Released Israeli Naama Issachar lights Sabbath candles in gratitude

Naama Issachar arrives home, Jan. 30, 2020. (Flash90/Meir Vaknin)

“I haven’t forgotten. Lighting Shabbat candles,” Issachar wrote.

By Aaron Sull, World Israel News 

Ever since her release from a Russian prison two and a half weeks ago, Naama Issachar has taken it upon herself to light the Sabbath candles every Friday night.

Last Friday, Issachar sent a photo of the candles she lit to Shia Deutsch, a Chabad emissary in Moscow who encouraged the then jailed woman to light the Sabbath candles during her frequent visits to Issachar’s jail cell.

“Almost a year since our acquaintance. I haven’t forgotten. Lighting Shabbat candles,” Issachar captioned the picture.

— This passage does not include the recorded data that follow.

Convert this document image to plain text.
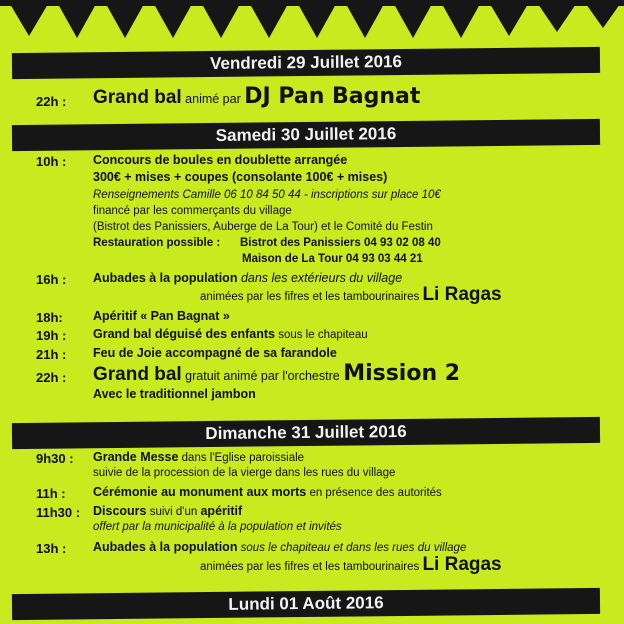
Vendredi 29 Juillet 2016
22h : Grand bal animé par DJ Pan Bagnat
Samedi 30 Juillet 2016
10h : Concours de boules en doublette arrangée
300€ + mises + coupes (consolante 100€ + mises)
Renseignements Camille 06 10 84 50 44 - inscriptions sur place 10€
financé par les commerçants du village
(Bistrot des Panissiers, Auberge de La Tour) et le Comité du Festin
Restauration possible : Bistrot des Panissiers 04 93 02 08 40
Maison de La Tour 04 93 03 44 21
16h : Aubades à la population dans les extérieurs du village
animées par les fifres et les tambourinaires Li Ragas
18h: Apéritif « Pan Bagnat »
19h : Grand bal déguisé des enfants sous le chapiteau
21h : Feu de Joie accompagné de sa farandole
22h : Grand bal gratuit animé par l'orchestre Mission 2
Avec le traditionnel jambon
Dimanche 31 Juillet 2016
9h30 : Grande Messe dans l'Eglise paroissiale
suivie de la procession de la vierge dans les rues du village
11h : Cérémonie au monument aux morts en présence des autorités
11h30 : Discours suivi d'un apéritif
offert par la municipalité à la population et invités
13h : Aubades à la population sous le chapiteau et dans les rues du village
animées par les fifres et les tambourinaires Li Ragas
Lundi 01 Août 2016
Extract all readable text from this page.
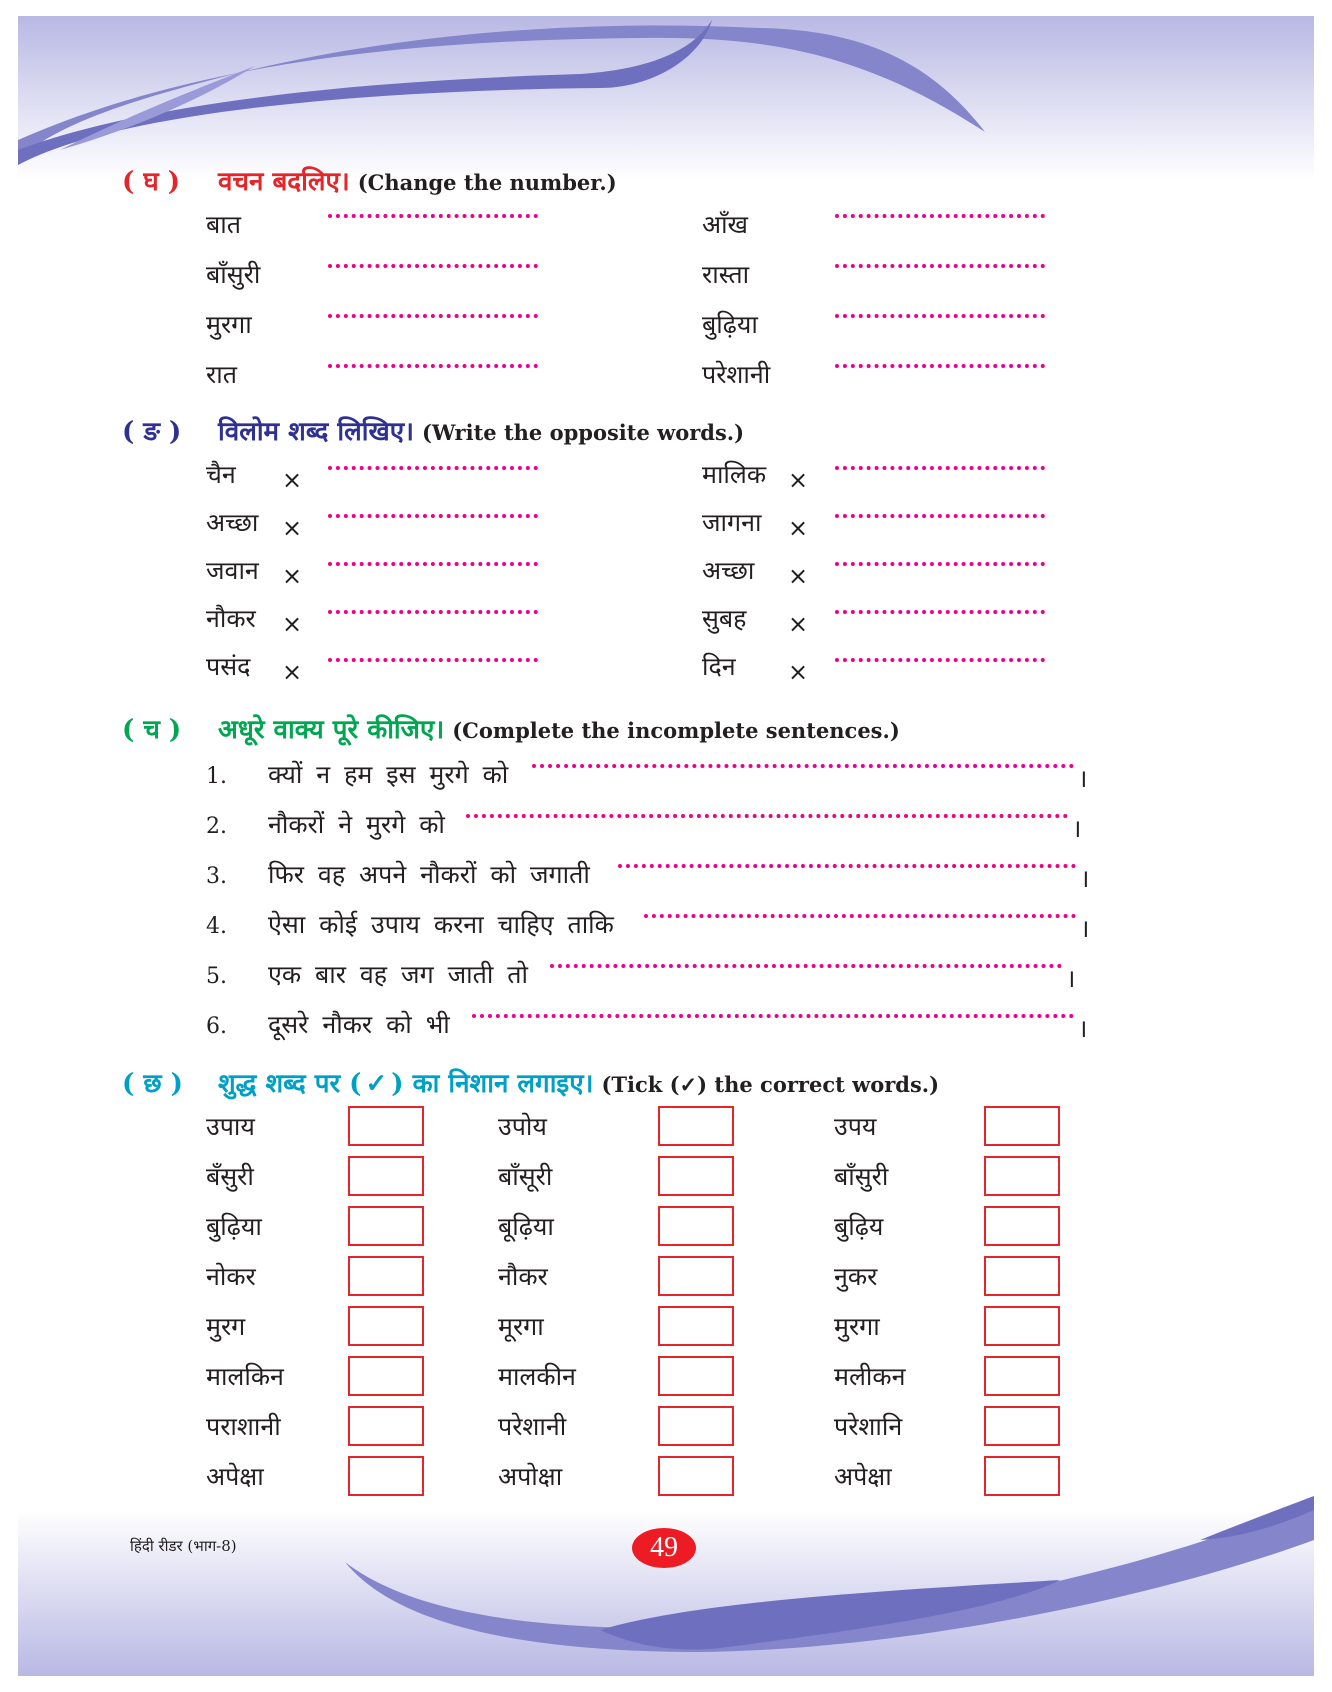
( घ ) वचन बदलिए। (Change the number.)
बात	आँख
बाँसुरी	रास्ता
मुरगा	बुढ़िया
रात	परेशानी
( ङ ) विलोम शब्द लिखिए। (Write the opposite words.)
चैन ×	मालिक ×
अच्छा ×	जागना ×
जवान ×	अच्छा ×
नौकर ×	सुबह ×
पसंद ×	दिन ×
( च ) अधूरे वाक्य पूरे कीजिए। (Complete the incomplete sentences.)
1. क्यों न हम इस मुरगे को	।
2. नौकरों ने मुरगे को	।
3. फिर वह अपने नौकरों को जगाती	।
4. ऐसा कोई उपाय करना चाहिए ताकि	।
5. एक बार वह जग जाती तो	।
6. दूसरे नौकर को भी	।
( छ ) शुद्ध शब्द पर ( ✓ ) का निशान लगाइए। (Tick (✓) the correct words.)
उपाय	उपोय	उपय
बँसुरी	बाँसूरी	बाँसुरी
बुढ़िया	बूढ़िया	बुढ़िय
नोकर	नौकर	नुकर
मुरग	मूरगा	मुरगा
मालकिन	मालकीन	मलीकन
पराशानी	परेशानी	परेशानि
अपेक्षा	अपोक्षा	अपेक्षा
हिंदी रीडर (भाग-8)	49
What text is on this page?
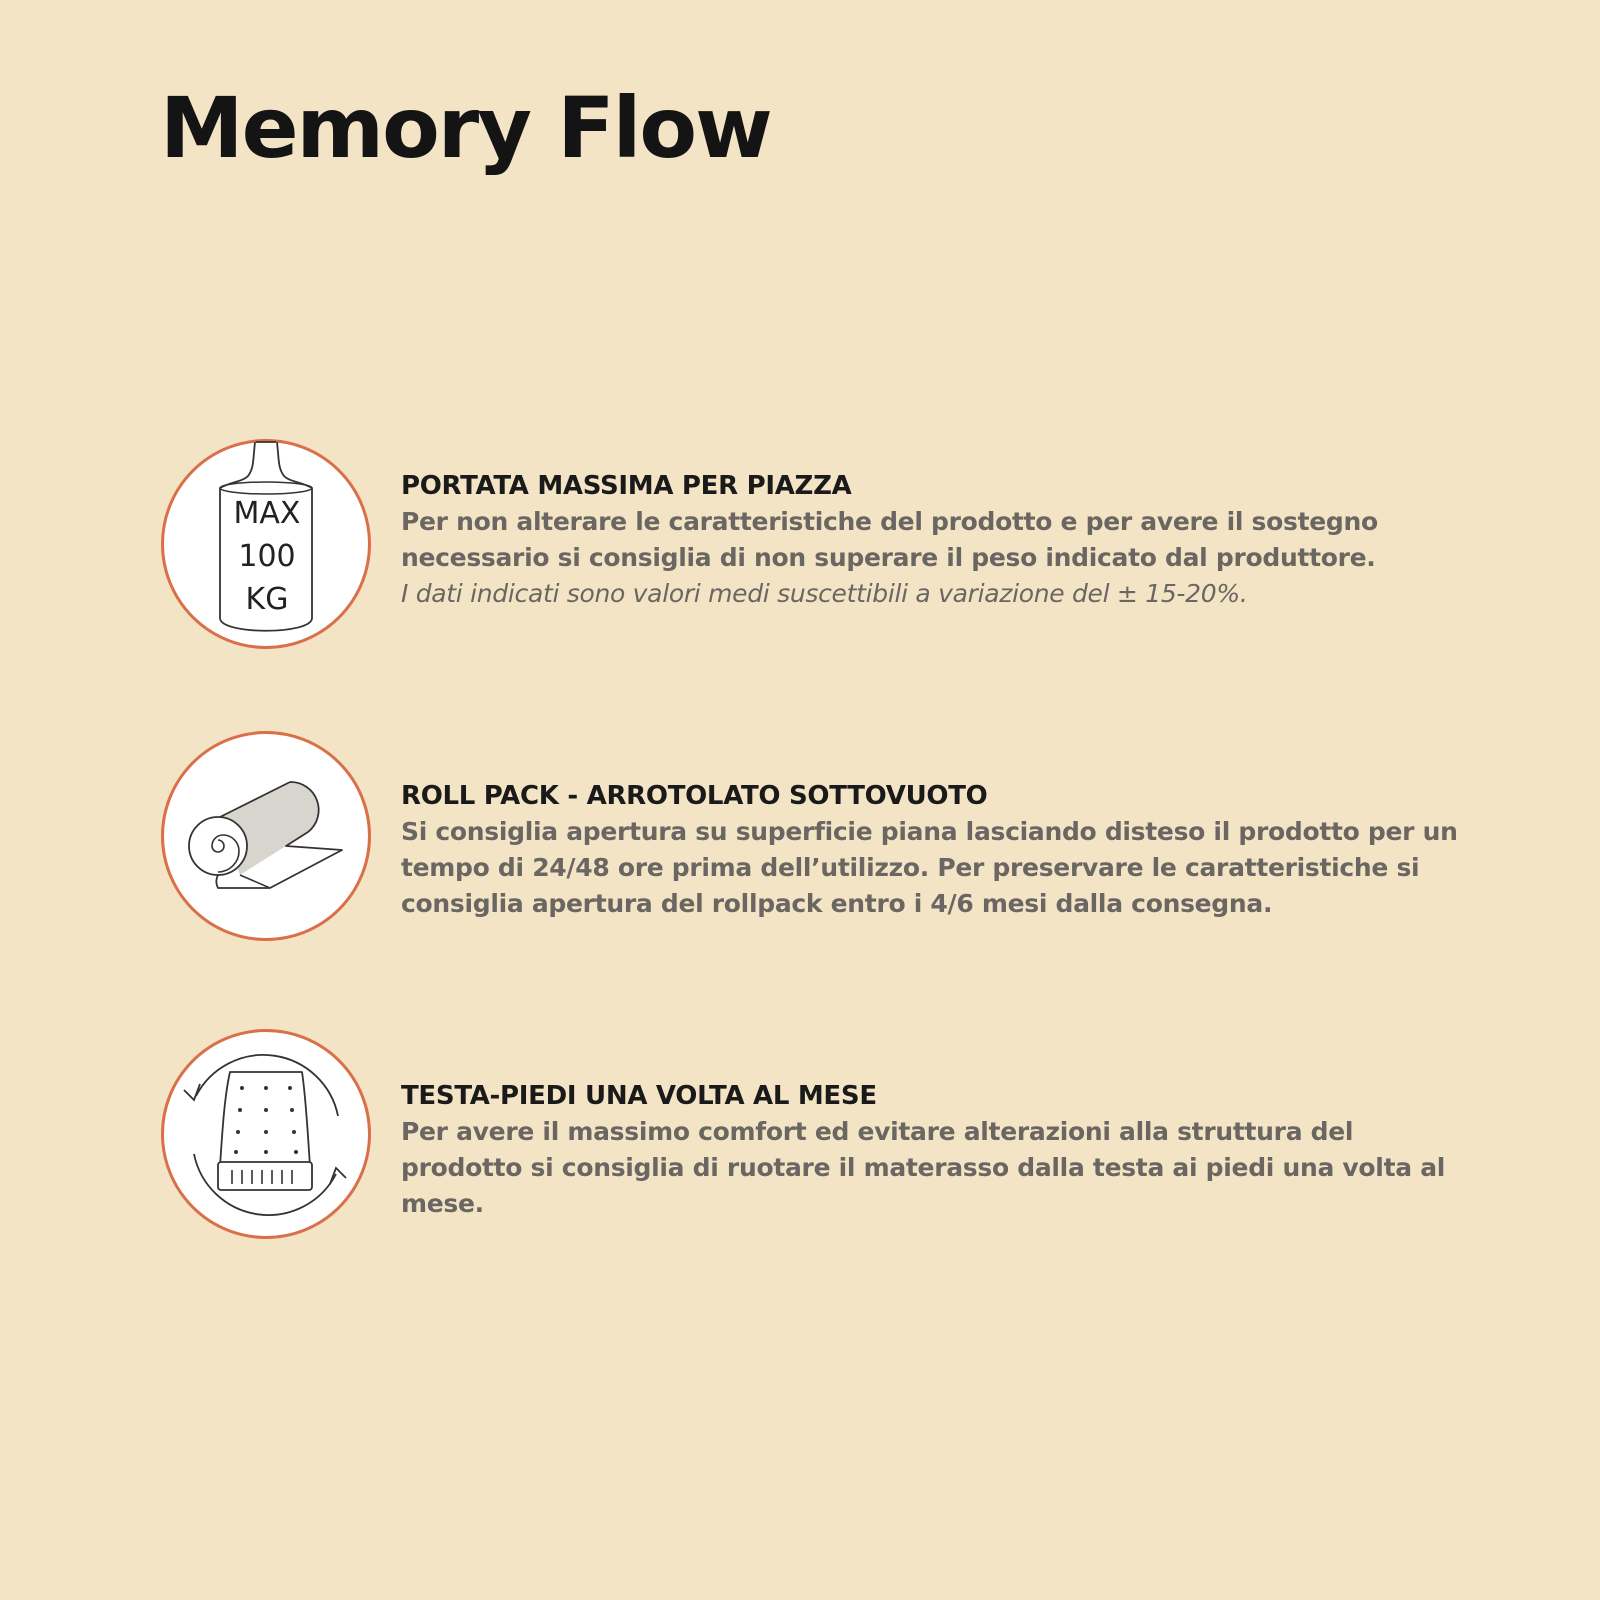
Memory Flow
MAX
100
KG

PORTATA MASSIMA PER PIAZZA

Per non alterare le caratteristiche del prodotto e per avere il sostegno necessario si consiglia di non superare il peso indicato dal produttore.

I dati indicati sono valori medi suscettibili a variazione del ± 15-20%.

ROLL PACK - ARROTOLATO SOTTOVUOTO

Si consiglia apertura su superficie piana lasciando disteso il prodotto per un tempo di 24/48 ore prima dell’utilizzo. Per preservare le caratteristiche si consiglia apertura del rollpack entro i 4/6 mesi dalla consegna.

TESTA-PIEDI UNA VOLTA AL MESE

Per avere il massimo comfort ed evitare alterazioni alla struttura del prodotto si consiglia di ruotare il materasso dalla testa ai piedi una volta al mese.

In response, Deutch said “About a year ago, she was arrested here and, with the grace of Heaven, the right move was made quietly and she was released thank G-d, after a relatively short period.

“On Shabbat eve, about a year later, she sent moving photos from the table and candlesticks ready for the holy Shabbat, as she has done every Shabbat eve since,” Deutch said.

Issachar made headlines in April 2019 after being arrested in Moscow’s airport when Russian authorities discovered 9.5 grams of marijuana in her luggage.

Despite her denial of putting the drugs there, Issachar was taken from the airport to a detention center in Moscow. She was then charged with drug possession, which often entails one month of detention, a fine and a ban on entering the country.

However, shortly afterward, the public prosecutor changed the charge from drug possession to drug smuggling.

On Oct. 11, 2019, Issachar was sentenced to seven and a half years in prison.

Prime Minister Benjamin Netanyahu brought up the case of the jailed teen more than once in conversations with Russian President Vladimir Putin.

In January, Putin agreed to sign a presidential decree pardoning Issachar. According to the Kremlin, the jailed teen was freed on “humanitarian principles.

Following her pardon, Netanyahu personally went to bring Issachar back home.

Issachar was chastised last week for posting a thank-you note on her Facebook account in which she thanked a long list of people but left out Netanyahu. Her mother said it was meant to be a thank-you only for activists. However, two Israeli mayors were also included.

Issachar later removed the offending post.

Israel reportedly made a number of gestures to Russia in order to help facilitate her release. These included the transfer of formerly Russian property in Jerusalem to the Russian church and loosening restrictions for Russian citizens entering Israel, reports say.